Top 100 Q&A: Stu Shea and the future of Peraton
This edited transcript contains part of our interview with Peraton's CEO at our Top 100 Big Breakdown event, where he described how the company has changed and what will determine its future.
As a veteran of the government market, Stu Shea has been an architect of more than his fair share of big deals.
In 2013, Shea helped oversee the split of the original Science Applications International Corp. into what is now SAIC and Leidos.
Now as CEO of Peraton, Shea led the closure of two blockbuster acquisitions within a few weeks of each other: the Northrop Grumman IT business and Peraton. Those deals took Peraton from around $1 billion in annual revenue to $7 billion almost overnight.
Shea sat for an on-stage Q&A as part of our Top 100 Big Breakdown event on June 6. Peraton ranks No. 9 on the 2023 rankings with $4.4 billion in prime contract obligations.
What follows is an edited transcript of the highlights from his conversation with Editor Nick Wakeman.
The entire video recording of the interview is available for WT Insider Members at this link.
WASHINGTON TECHNOLOGY: Let’s start with the big split and these big acquisitions. How were they different and were they alike in any way?
SHEA: At SAIC, we had hit this end of our natural life. We had so many disparate businesses. We had just gone public. But we could not get the value proposition out of the company. We needed to split. My argument was that we could create something that was truly unique.
Peraton (a spin out of unwanted IT parts of Harris Corp.) was an island of misfits, but I was excited. I had just taken a perfectly well-run company and ripped it apart. How cool would it be to do just the opposite and take a company that was not a company and create something differentiated in the market.
WT: What was the original strategy with Peraton?
SHEA: The original strategy hasn’t changed. We want to focus on things that matter and that are hard to do. We are focused on missions of consequence and those missions are always funded. They are things that are going to persist. Things like cyber, health, national security.
We were a $900 million company, so this journey was going to be about three years. We were owned by Veritas Capital and the fund was for five years. So I figured in three years, we’ll put lipstick on the pig, fix the business up and sell it and move on.
So, we built a team that could get there fast. Then the Friday before Thanksgiving 2020, Veritas called about Northrop Grumman and then a few weeks later with Perspecta.
WT: Private equity always gets to an exit. Do you have a vision for what that exit will be?
SHEA: It all depends. It depends on where Veritas is with their investment philosophy. I can influence that by continuing to grow the business. All businesses are about growth and a return of capital to the investor -- whether that’s a shareholder, private owner or private equity.

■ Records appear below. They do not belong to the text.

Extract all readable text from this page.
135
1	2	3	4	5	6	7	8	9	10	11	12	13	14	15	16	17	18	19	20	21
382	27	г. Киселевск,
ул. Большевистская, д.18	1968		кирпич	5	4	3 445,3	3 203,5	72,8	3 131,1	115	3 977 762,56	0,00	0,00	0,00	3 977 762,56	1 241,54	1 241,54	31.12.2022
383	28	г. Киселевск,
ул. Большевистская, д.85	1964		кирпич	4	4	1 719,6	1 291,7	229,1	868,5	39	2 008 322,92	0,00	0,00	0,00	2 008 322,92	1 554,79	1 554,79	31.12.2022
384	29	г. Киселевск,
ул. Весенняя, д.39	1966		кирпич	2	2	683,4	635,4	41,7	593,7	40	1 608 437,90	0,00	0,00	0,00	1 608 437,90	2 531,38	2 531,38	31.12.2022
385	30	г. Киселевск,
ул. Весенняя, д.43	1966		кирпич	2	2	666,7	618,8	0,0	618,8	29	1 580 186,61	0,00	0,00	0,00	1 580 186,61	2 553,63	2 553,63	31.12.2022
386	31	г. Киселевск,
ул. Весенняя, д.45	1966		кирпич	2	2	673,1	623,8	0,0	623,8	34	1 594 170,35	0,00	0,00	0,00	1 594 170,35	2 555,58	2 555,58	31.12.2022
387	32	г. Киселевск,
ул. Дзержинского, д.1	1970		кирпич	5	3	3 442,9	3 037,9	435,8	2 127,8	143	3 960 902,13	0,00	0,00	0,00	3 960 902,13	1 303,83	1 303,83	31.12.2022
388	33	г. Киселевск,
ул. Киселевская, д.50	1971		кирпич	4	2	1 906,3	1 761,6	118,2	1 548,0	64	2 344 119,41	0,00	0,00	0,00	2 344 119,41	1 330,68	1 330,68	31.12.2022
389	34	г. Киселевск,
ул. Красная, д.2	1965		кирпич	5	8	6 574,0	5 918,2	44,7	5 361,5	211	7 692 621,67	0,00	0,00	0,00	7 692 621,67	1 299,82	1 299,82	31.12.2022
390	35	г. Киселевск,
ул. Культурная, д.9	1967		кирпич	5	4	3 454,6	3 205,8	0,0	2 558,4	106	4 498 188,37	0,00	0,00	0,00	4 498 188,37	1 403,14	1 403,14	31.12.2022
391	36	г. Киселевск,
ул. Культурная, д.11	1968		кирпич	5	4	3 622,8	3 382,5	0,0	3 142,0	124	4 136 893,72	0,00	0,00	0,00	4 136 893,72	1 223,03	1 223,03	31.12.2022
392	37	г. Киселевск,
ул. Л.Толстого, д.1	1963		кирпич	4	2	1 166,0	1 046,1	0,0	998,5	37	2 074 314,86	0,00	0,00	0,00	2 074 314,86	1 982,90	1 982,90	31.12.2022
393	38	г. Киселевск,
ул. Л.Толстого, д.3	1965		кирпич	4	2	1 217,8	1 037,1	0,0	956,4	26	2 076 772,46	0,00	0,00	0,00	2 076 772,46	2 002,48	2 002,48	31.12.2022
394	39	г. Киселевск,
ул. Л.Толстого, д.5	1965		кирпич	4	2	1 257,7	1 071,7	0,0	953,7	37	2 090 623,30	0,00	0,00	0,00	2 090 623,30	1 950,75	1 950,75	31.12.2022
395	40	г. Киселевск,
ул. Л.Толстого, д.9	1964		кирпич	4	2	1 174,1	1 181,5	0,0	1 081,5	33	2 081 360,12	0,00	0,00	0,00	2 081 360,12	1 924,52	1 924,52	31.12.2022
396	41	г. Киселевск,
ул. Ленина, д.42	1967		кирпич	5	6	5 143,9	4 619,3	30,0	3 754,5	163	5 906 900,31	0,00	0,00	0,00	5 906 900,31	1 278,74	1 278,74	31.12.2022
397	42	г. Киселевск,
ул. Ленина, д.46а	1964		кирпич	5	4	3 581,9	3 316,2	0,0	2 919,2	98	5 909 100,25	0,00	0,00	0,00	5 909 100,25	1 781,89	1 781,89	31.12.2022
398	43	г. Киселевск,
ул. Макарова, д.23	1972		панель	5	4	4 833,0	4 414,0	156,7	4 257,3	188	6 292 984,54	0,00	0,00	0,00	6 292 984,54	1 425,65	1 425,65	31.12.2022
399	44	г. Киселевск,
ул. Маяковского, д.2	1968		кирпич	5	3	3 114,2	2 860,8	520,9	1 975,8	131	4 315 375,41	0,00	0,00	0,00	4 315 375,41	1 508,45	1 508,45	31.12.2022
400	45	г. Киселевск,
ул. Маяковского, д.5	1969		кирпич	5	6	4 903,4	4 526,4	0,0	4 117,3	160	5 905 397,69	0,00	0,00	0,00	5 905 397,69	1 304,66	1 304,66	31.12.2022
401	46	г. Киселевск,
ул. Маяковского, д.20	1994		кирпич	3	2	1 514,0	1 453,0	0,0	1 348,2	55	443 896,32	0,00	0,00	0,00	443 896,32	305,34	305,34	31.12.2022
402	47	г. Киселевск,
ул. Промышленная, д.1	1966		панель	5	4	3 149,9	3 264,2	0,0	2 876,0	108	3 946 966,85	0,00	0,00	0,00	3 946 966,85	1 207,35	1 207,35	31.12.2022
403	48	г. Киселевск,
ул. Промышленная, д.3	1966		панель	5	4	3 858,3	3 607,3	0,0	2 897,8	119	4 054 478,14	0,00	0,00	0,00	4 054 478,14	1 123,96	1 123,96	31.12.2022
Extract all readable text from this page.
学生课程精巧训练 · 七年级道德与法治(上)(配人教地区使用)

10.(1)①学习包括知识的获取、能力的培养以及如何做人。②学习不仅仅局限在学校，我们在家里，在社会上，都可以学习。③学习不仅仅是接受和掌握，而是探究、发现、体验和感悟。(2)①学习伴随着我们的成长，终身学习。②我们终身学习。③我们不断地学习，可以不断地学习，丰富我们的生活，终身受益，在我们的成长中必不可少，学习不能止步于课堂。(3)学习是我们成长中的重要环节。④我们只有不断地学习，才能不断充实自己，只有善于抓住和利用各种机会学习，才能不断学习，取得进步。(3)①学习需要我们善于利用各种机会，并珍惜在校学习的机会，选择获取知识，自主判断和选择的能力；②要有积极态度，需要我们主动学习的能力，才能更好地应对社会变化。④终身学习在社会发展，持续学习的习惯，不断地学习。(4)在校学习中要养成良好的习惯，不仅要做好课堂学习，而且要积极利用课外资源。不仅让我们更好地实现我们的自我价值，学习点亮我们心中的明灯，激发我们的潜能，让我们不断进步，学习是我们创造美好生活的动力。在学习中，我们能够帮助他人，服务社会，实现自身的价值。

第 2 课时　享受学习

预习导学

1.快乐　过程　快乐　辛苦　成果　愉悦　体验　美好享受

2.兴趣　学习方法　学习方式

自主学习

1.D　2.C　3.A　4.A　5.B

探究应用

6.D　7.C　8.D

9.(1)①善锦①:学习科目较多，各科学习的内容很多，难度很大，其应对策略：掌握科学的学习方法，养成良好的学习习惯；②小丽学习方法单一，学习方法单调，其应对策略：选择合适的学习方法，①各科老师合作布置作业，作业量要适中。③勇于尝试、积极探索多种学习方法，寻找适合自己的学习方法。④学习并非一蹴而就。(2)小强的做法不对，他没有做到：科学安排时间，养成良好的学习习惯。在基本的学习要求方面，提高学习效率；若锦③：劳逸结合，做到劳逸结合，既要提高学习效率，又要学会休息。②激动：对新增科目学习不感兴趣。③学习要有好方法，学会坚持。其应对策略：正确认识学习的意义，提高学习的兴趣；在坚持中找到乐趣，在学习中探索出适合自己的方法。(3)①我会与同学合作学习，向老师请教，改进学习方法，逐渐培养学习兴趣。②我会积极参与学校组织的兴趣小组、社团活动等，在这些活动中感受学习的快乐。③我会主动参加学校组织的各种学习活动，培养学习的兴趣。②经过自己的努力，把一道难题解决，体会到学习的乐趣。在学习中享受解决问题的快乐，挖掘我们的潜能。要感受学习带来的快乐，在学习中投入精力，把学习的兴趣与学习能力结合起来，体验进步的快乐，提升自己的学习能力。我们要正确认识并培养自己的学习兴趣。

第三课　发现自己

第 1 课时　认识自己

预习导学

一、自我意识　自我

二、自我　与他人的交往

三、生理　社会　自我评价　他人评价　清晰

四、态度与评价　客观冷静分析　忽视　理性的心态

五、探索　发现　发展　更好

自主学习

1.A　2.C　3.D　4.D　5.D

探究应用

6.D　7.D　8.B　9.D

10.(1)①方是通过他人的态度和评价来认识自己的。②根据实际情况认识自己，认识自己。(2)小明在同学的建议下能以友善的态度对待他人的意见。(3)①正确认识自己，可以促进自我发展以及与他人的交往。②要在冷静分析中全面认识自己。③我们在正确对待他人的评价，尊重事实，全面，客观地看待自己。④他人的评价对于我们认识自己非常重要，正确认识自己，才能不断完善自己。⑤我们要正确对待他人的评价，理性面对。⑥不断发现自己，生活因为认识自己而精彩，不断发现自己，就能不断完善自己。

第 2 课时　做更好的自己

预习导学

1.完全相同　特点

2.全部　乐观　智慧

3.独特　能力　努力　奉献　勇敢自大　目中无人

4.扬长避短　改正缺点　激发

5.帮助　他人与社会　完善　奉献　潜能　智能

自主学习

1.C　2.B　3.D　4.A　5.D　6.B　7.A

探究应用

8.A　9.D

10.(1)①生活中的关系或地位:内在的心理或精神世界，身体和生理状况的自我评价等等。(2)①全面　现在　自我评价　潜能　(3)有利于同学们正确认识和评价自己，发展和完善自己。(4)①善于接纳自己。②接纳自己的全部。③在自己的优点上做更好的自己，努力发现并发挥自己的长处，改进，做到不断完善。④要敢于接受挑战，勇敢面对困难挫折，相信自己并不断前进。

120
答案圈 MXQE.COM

We thought the exit was going to be after three years. Today it’s a whole different story. We have now created a true industry competitor. We compete head-to-head with everybody.
Peraton may persist forever if we go public. Private equity will get out of the deal at some point. But who is going to buy a company of our scale, with our profitability and our success? That would be a nice multiple.
At some point, Veritas will want to get their money out, so when you look at the future of the company we’re a tweener. We aren’t a big publicly traded company and we aren’t a small company that could be acquired easily.
We are really this unicorn because we’re not like anyone else. That’s special and it has long-term implications in the market.